Add the concept of "the other" to this state of self devaluation and the sickness assumes graver ramifications. The other, when viewed within a naturally occurring social or psychological context, represents a set of standards that you can compare to your valued set of standards. The other provides the opportunity for you to make a healthy comparison of yourself to those who are different from you, those who represent a culture that is different from the one you represent. However, "the other" as Fanon is applying it in this chapter takes on hostile political overtones. For Black People, "the other" is the master, the power holder, the conqueror--the one who represents the only real standards, the standards THAT COUNT. Within that context, a Black person is a zero. A Black person represents NOTHING-- therefore s/he has nothing of value of his/her own to compare to white people. So Black individuals seek whiteness, and COMPARE THEMSELVES TO EACH OTHER, even establish a "who is better" hierarchy, based on how close they approach the white standard. Within that context, Black psychological stability is impossible.

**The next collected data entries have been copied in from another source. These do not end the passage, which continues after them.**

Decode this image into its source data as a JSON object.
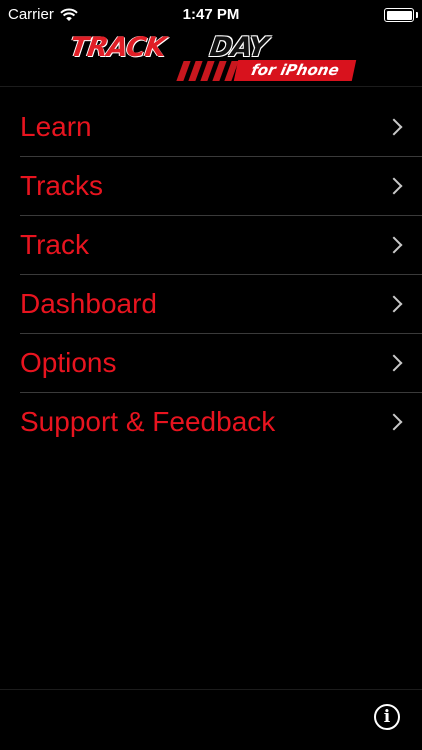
{
  "status_bar": {
    "carrier": "Carrier",
    "time": "1:47 PM",
    "battery_level": 1.0
  },
  "logo": {
    "word1": "TRACK",
    "word2": "DAY",
    "badge": "for iPhone",
    "brand_red": "#e01e26"
  },
  "menu": {
    "items": [
      {
        "label": "Learn"
      },
      {
        "label": "Tracks"
      },
      {
        "label": "Track"
      },
      {
        "label": "Dashboard"
      },
      {
        "label": "Options"
      },
      {
        "label": "Support & Feedback"
      }
    ]
  },
  "toolbar": {
    "info_icon": "info-icon",
    "info_glyph": "i"
  }
}
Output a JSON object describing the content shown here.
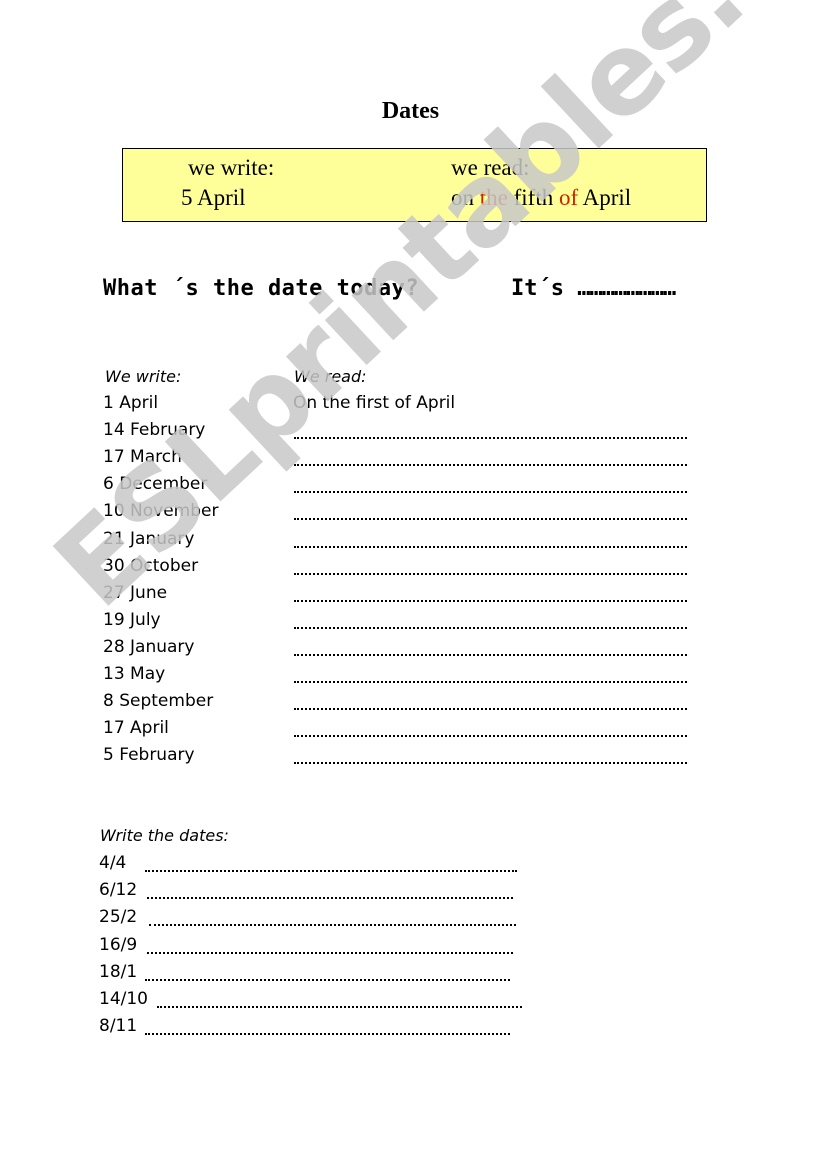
{
  "title": "Dates",
  "example_box": {
    "write_label": "we write:",
    "write_value": "5 April",
    "read_label": "we read:",
    "read_parts": {
      "p1": "on ",
      "p2": "the",
      "p3": " fifth ",
      "p4": "of",
      "p5": " April"
    },
    "highlight_color": "#cc2200",
    "background_color": "#ffff99"
  },
  "question": {
    "text": "What ´s the date today?",
    "answer_prefix": "It´s",
    "answer_blank": "……………………"
  },
  "exercise1": {
    "header_write": "We write:",
    "header_read": "We read:",
    "rows": [
      {
        "date": "1 April",
        "read": "On the first of April"
      },
      {
        "date": "14 February",
        "read": ""
      },
      {
        "date": "17 March",
        "read": ""
      },
      {
        "date": "6 December",
        "read": ""
      },
      {
        "date": "10 November",
        "read": ""
      },
      {
        "date": "21 January",
        "read": ""
      },
      {
        "date": "30 October",
        "read": ""
      },
      {
        "date": "27 June",
        "read": ""
      },
      {
        "date": "19 July",
        "read": ""
      },
      {
        "date": "28 January",
        "read": ""
      },
      {
        "date": "13 May",
        "read": ""
      },
      {
        "date": "8 September",
        "read": ""
      },
      {
        "date": "17 April",
        "read": ""
      },
      {
        "date": "5 February",
        "read": ""
      }
    ]
  },
  "exercise2": {
    "header": "Write the dates:",
    "rows": [
      {
        "code": "4/4"
      },
      {
        "code": "6/12"
      },
      {
        "code": "25/2"
      },
      {
        "code": "16/9"
      },
      {
        "code": "18/1"
      },
      {
        "code": "14/10"
      },
      {
        "code": "8/11"
      }
    ]
  },
  "watermark": "ESLprintables.com"
}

Because Black People play within that set of rules,
Fanon writes [p. 18] The colonized is elevated above his jungle status in proportion to his adoption of the mother country's cultural standards. The "mother country," for Black People in the United States, is white America, and language is the foremost cultural standard. To emphasize the importance of this, Fanon continues [p. 36] It is also understandable why the newcomer expresses himself only in French. It is because he wants to emphasize the rupture that has now occurred. Substitute "good English" for "French" and you have the Black person in the United States who is disproportionately hung up on how a Black person "talks." Such individuals want to emphasize their rupture with their own culture and people. They want to emphasize that they are not Black, they are simply trapped inside of a Black skin.